Well, due to another project where I had to acquire a 3rd server and was in the middle of converting the production ESXi servers into a vSAN cluster, I had a spare server I could vMotion things off of and "upgrade" the CPUs to a different Xeon Gold model. And I did just that. I took the 4 Xeon Gold 18 core 2.3Ghz CPUs out and installed 4 Xeon Gold 8 core 3.8Ghz CPUs. Once it was done I arranged some downtime and vMotioned the V6 server (all 4 TB of it) to the "upgraded" server and we tested production again, and we saw an immediate 20% performance uplift during regular production hours.
20% of 45 minutes * 2 is about 18 minutes, so an hour and a half was reduced to...almost an hour and a half. It was something, but not enough to actually call this a success, so I needed to understand WHY this change gave us some performance, as most virtualization environments for years have relied on more cores at middling clock speed, and CPUs with more cores meant servers with fewer CPUs, fewer sockets, smaller chassis, etc. It was more efficient...unless you're talking about V6. We could never actually get the production server to use all of the vCPU assigned to it. It would kind of just...plateau at about 40-50% usage.
The V6 team and I put our data together and pushed back on Soft Tech. We needed to understand why, and the pieces all fell into place when they mentioned that they also recommended that customers who had more than 20 or so users set up a load balanced RDS cluster.
Something clicked. Fewer cores at higher frequency, vCPU usage plateau, load balanced RDS after 20 users...this was a single-threaded app. That fact alone would explain everything we'd discovered in testing. And that was the answer. In fact, on the V6 roadmap was a "performance enhancement" where the saving process would be moved to a new thread, which should alleviate some of the saving performance, but that doesn't make it a multi-threaded app, and about half of the performance issues were prior to saving.
The solution was clear: Swap all of the CPUs in the (soon to be) vSAN cluster to the 8-core Xeon Golds, set up some RDS servers in a cluster and test again.
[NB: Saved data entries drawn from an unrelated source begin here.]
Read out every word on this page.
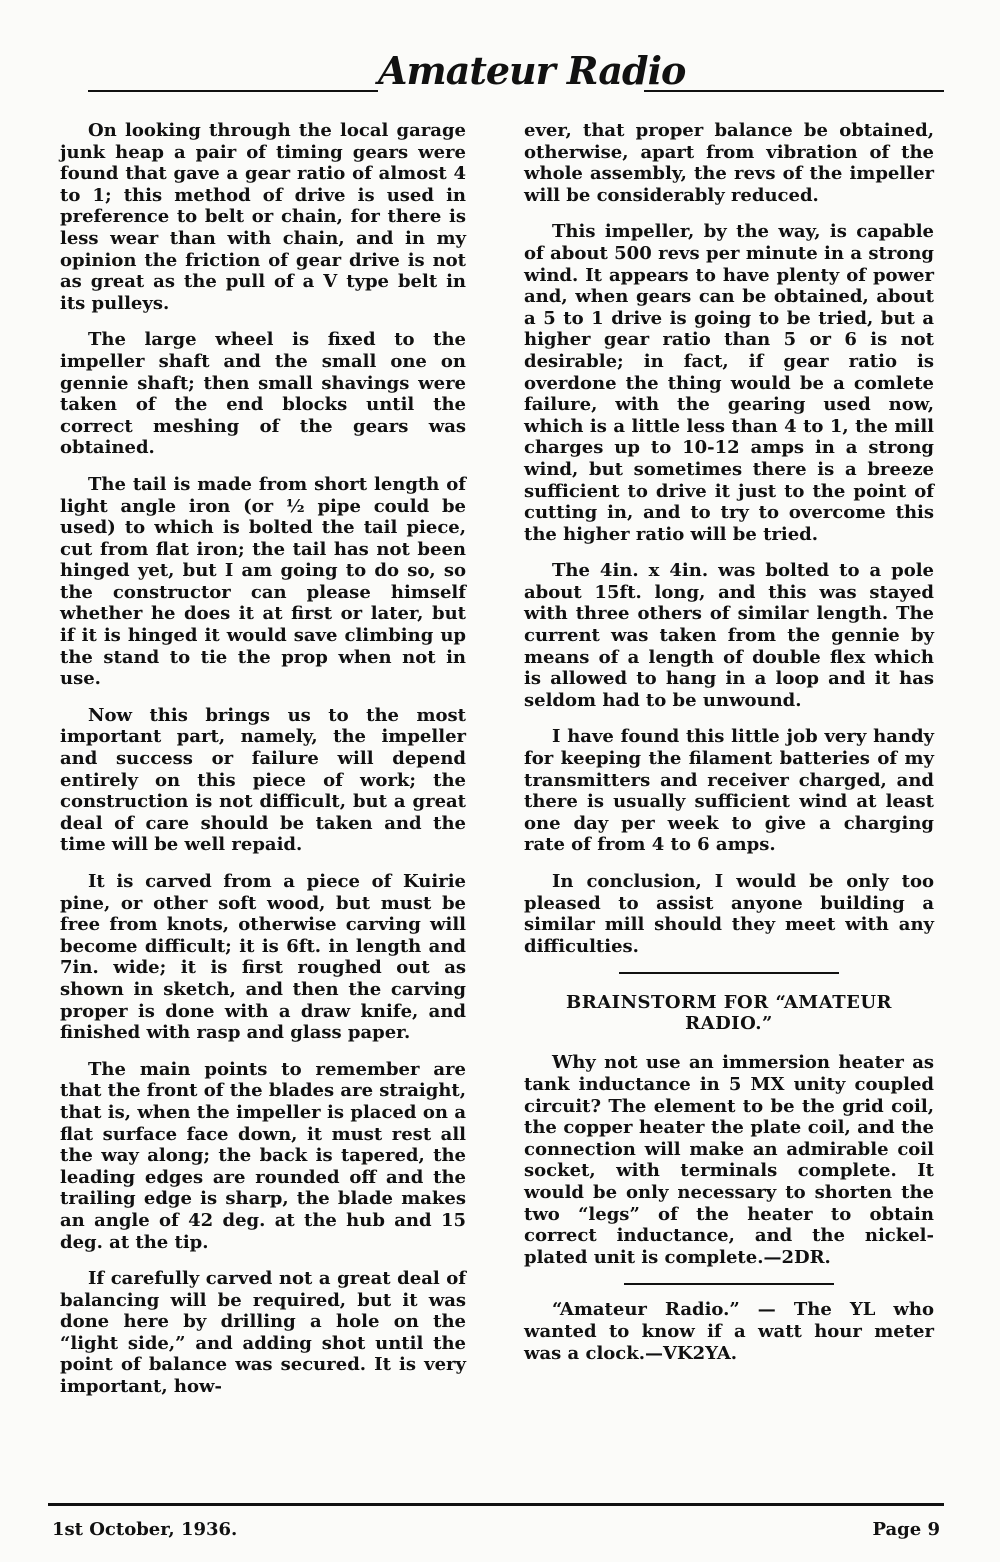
Amateur Radio

On looking through the local garage junk heap a pair of timing gears were found that gave a gear ratio of almost 4 to 1; this method of drive is used in preference to belt or chain, for there is less wear than with chain, and in my opinion the friction of gear drive is not as great as the pull of a V type belt in its pulleys.

The large wheel is fixed to the impeller shaft and the small one on gennie shaft; then small shavings were taken of the end blocks until the correct meshing of the gears was obtained.

The tail is made from short length of light angle iron (or ½ pipe could be used) to which is bolted the tail piece, cut from flat iron; the tail has not been hinged yet, but I am going to do so, so the constructor can please himself whether he does it at first or later, but if it is hinged it would save climbing up the stand to tie the prop when not in use.

Now this brings us to the most important part, namely, the impeller and success or failure will depend entirely on this piece of work; the construction is not difficult, but a great deal of care should be taken and the time will be well repaid.

It is carved from a piece of Kuirie pine, or other soft wood, but must be free from knots, otherwise carving will become difficult; it is 6ft. in length and 7in. wide; it is first roughed out as shown in sketch, and then the carving proper is done with a draw knife, and finished with rasp and glass paper.

The main points to remember are that the front of the blades are straight, that is, when the impeller is placed on a flat surface face down, it must rest all the way along; the back is tapered, the leading edges are rounded off and the trailing edge is sharp, the blade makes an angle of 42 deg. at the hub and 15 deg. at the tip.

If carefully carved not a great deal of balancing will be required, but it was done here by drilling a hole on the “light side,” and adding shot until the point of balance was secured. It is very important, how-

ever, that proper balance be obtained, otherwise, apart from vibration of the whole assembly, the revs of the impeller will be considerably reduced.

This impeller, by the way, is capable of about 500 revs per minute in a strong wind. It appears to have plenty of power and, when gears can be obtained, about a 5 to 1 drive is going to be tried, but a higher gear ratio than 5 or 6 is not desirable; in fact, if gear ratio is overdone the thing would be a comlete failure, with the gearing used now, which is a little less than 4 to 1, the mill charges up to 10-12 amps in a strong wind, but sometimes there is a breeze sufficient to drive it just to the point of cutting in, and to try to overcome this the higher ratio will be tried.

The 4in. x 4in. was bolted to a pole about 15ft. long, and this was stayed with three others of similar length. The current was taken from the gennie by means of a length of double flex which is allowed to hang in a loop and it has seldom had to be unwound.

I have found this little job very handy for keeping the filament batteries of my transmitters and receiver charged, and there is usually sufficient wind at least one day per week to give a charging rate of from 4 to 6 amps.

In conclusion, I would be only too pleased to assist anyone building a similar mill should they meet with any difficulties.

BRAINSTORM FOR “AMATEUR RADIO.”

Why not use an immersion heater as tank inductance in 5 MX unity coupled circuit? The element to be the grid coil, the copper heater the plate coil, and the connection will make an admirable coil socket, with terminals complete. It would be only necessary to shorten the two “legs” of the heater to obtain correct inductance, and the nickel-plated unit is complete.—2DR.

“Amateur Radio.” — The YL who wanted to know if a watt hour meter was a clock.—VK2YA.

1st October, 1936.	Page 9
This time, the results far exceeded anything we'd envisioned: 200-600% performance uplift, and that was with 20 users in the 2 RDS servers with 16 vCPUs and 64GB RAM, accessing the test DB (which was for some reason ALSO on the production server), and we did this with quotes that were designed to be monstrously huge, AND we did it during business hours. Barely a hiccup was noticed on the production server, because we'd already come to understand that the performance was app-heavy. not DB-heavy.
We took 2 weeks to perform some additional tweaking to the RDS servers, install printers, make sure the policies were in place, etc. and started scheduling teams to move over. "Night and day" was the feedback we received, and the beauty of this is that at any time we could add additional servers by cloning one of the RDS servers, even during business hours, so we could scale this solution based on the number of users pretty easily.
tldr; performance was abysmal, so we worked with the vendor to rearchitect the server. The split-up of the server and move to the data center had worse performance, so we tested on a decent workstation, which had a significant increase in speed. The vendor admitted the app was single-threaded, so we downgraded our server CPUs to 8-cores with higher clock speeds, then set up a load balanced RDS cluster and saw a massive performance uplift. MC2's users are now expected to put out 200-600% more work (just kidding).
Total cost: ~$6,000 (for the CPUs) + some goodwill from MC2's owner when I started asking about why their servers were slower.